Tuesday, September 19, 2006

his face is dark i can't hear what he's saying


the clock on the wall is broken, but accurate

a man walks under an overpass, unable to escape the feeling he is being passed over.

warm sun, no rain

accurate is not the same as right

hold hearings so your voice can be heard

sift through the garbage until it looks like dinner

your voice is loud, but silent

your silence has its own voice

while the wires lie between the living and the dead

struck dumb by wires


Feel like I should open with a small apology, or something.

Can you apologize to someone anonymous, someone you can't see or hear? I mean, it's not even like you're accidentally bumping into someone on a bus or in a subway and need to excuse yourself. If anything it's like apologizing for not bumping into someone, for not offering a different variable in their day.

But...those can be nice, after all.

Jumbled ideas and thoughts are rattling around my brain of late, many of them preventing me from dropping things off here. Work intervenes, as does a brain that's been clogged like bad pipes, questioning what the point is of popping by here and dropping notions and the occasional MP3 on you all. A few other folks it seems have hit a wall with the blogworld as well...maybe it's just something in the weather, or even just a point you can hit with any habit. Eventually you ask..."What am I doing...and why?"

I originally started this little corner as a space to vent, rant and exercise. An empty gym with dusty equipment where no one was looking and unfettered things could get dropped off and, with a little luck, find a musical score. Now. I have ups and downs with my comfort with my music geekery and, particularly, my writing as it concerns said geekery. I have no interest in becoming a Next Big Thing blogger, one who breaks bands or joins this incredibly powerful and indier than thou vox populi. It just makes me tired. Others do, and I love them and read their sites semi-regularly. Go to hype machine, or elbows (many of you have found my tarpaper shack this way). Bloggers everywhere of every stripe, some breaking or trying to break some beloved bands, others subscribing to the indie groupthink that is less a voice in the wilderness sharing something personal to them as it is a point of grandstanding about their own ahead-of-the-curve tastes. In short, you can throw a rock and hit an mp3 blogger. (But do me a favor, Fink...)

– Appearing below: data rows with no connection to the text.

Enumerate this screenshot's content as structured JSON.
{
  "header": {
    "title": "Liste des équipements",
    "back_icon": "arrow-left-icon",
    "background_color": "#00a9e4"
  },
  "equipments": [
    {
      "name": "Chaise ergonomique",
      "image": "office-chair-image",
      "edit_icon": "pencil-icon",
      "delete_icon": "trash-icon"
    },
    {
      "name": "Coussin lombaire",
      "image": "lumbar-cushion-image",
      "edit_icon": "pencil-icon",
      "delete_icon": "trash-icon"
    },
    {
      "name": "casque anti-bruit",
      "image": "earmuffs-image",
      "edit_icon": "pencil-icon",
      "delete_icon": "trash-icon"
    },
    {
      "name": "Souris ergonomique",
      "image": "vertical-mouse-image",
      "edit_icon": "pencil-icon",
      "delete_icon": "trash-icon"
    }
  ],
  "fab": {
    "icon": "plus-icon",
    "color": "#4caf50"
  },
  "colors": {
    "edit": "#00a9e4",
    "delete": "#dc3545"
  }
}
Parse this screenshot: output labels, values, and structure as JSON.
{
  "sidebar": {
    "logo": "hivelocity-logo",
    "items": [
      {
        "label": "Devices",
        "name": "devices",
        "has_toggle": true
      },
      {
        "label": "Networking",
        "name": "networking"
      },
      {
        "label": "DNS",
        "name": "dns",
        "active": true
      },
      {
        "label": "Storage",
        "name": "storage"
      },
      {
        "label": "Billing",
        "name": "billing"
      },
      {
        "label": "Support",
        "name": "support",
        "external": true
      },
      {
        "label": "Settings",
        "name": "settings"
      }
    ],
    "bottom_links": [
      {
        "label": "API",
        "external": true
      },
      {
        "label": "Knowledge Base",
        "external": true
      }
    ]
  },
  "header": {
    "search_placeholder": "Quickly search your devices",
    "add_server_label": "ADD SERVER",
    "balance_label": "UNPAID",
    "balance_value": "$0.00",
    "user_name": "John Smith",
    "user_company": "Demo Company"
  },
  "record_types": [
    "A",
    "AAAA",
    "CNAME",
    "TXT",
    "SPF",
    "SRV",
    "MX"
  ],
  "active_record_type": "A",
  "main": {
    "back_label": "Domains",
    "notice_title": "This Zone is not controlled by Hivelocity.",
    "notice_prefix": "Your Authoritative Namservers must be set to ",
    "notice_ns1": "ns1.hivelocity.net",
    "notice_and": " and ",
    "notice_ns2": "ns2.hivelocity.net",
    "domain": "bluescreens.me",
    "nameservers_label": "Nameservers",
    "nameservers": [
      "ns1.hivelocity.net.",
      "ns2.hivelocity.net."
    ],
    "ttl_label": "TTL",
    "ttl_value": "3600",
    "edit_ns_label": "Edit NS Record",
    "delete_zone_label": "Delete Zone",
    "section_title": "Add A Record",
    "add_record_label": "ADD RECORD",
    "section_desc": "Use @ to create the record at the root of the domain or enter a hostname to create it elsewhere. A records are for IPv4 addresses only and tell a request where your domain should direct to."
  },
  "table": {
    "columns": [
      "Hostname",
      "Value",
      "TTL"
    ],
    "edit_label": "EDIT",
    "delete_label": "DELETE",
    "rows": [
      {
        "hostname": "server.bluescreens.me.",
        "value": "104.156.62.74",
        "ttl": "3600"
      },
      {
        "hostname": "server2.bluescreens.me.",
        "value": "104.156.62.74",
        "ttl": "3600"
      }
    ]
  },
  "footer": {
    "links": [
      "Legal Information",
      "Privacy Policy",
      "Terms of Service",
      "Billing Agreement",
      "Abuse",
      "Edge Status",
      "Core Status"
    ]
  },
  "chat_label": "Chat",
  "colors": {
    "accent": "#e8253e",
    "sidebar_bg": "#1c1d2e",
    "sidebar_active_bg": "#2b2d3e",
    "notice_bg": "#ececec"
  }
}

So yeah, I'll be sorting all this out in the next few days. My home is now internetless, thanks to a recent realization DSL service now costs as little as 12.99 these days (who knew?). Until that gets sorted out I'll maintain this certain radio silence. With a little luck a lot of this will get sorted out.

'Til then.

'How It Ends,' by Devotchka

Tuesday, September 12, 2006

the billboards are all leering


This is going up a day later than I wanted.

Yesterday, as anyone within the sound of a television or radio knows, was the fifth anniversary of September 11, a series of syllables that have been soundbitten and talking pointed by all sides ever since that day. This is not necessarily a bad thing, of course. We should never forget what that day was like--not that we had any choice. (As an aside, it will make me very sad when think of a future where inevitably someone far, far younger than I will ask what life was like before those words meant more than a date, before our country waged war without end and shaped its foreign and domestic policy based on the paralyzing fear and rage that day inspires.)

And yet, it's difficult to capture what that day was really like, not that we really want to do that either. But I think the repetition of the numbers, the politi-speak reduction of the day into broad terms of what 'we' lost (when those who do the speaking can never really fathom the true loss that day, the loss felt by friends, loved ones and family members of the thousands who lost their lives) tends to gloss over the real horror of the day. The renewed realization that anything, no matter how horrible can indeed happen, and at any time to anybody. Beirut was no longer on the other side of the world on the 6 p.m. news; it was in the middle of one of our post cards. And there was nothing you, or anyone else, could do.

"Moya," by Godspeed You Black Emperor!

I won't be so reductive to think that the above song actually sounds like 9/11--even the actual sounds of that day barely sound real, how could an instrumental from two years prior capture it? And yet this song, all ten minutes of it, captures many sides of the damned day. The heartwrenching loss, the disbelief. The bravery and terror and tragedy and hope. Such unbelievable pain and sadness buried in these Canadian cellos, contrabasses and guitars.

The glib response to Godspeed is that they're the houseband for the apocalpyse, but I disagree. Godspeed is the houseband for struggle, sure, but not between the grand forces of good and evil. For me they score the truly epic internal struggle, the battle waged while processing those heavy-hitting marquee emotions rattled off above. Which route will you choose?

I've been fighting the urge to get political here (for some reason), but I don't think I can. Everything changed that day, just like any talking suit from either side will remind you, but not all at the hands of strangers and menacing mugshots from passenger dossiers. Everything changed in that fear is our country's--indeed, the world's--response, its main export. The only real lesson that has been gained from five years ago is the feeling that it could happen again at any moment. Did any number of invasions change that? Is that the best legacy we could come up with, the sound of terror inside our heads playing on an endless loop? Listen to this song closely...it's not just a song of mourning. There's a flicker of hope, of getting through the struggle no matter how dark. It's faint, but very very real.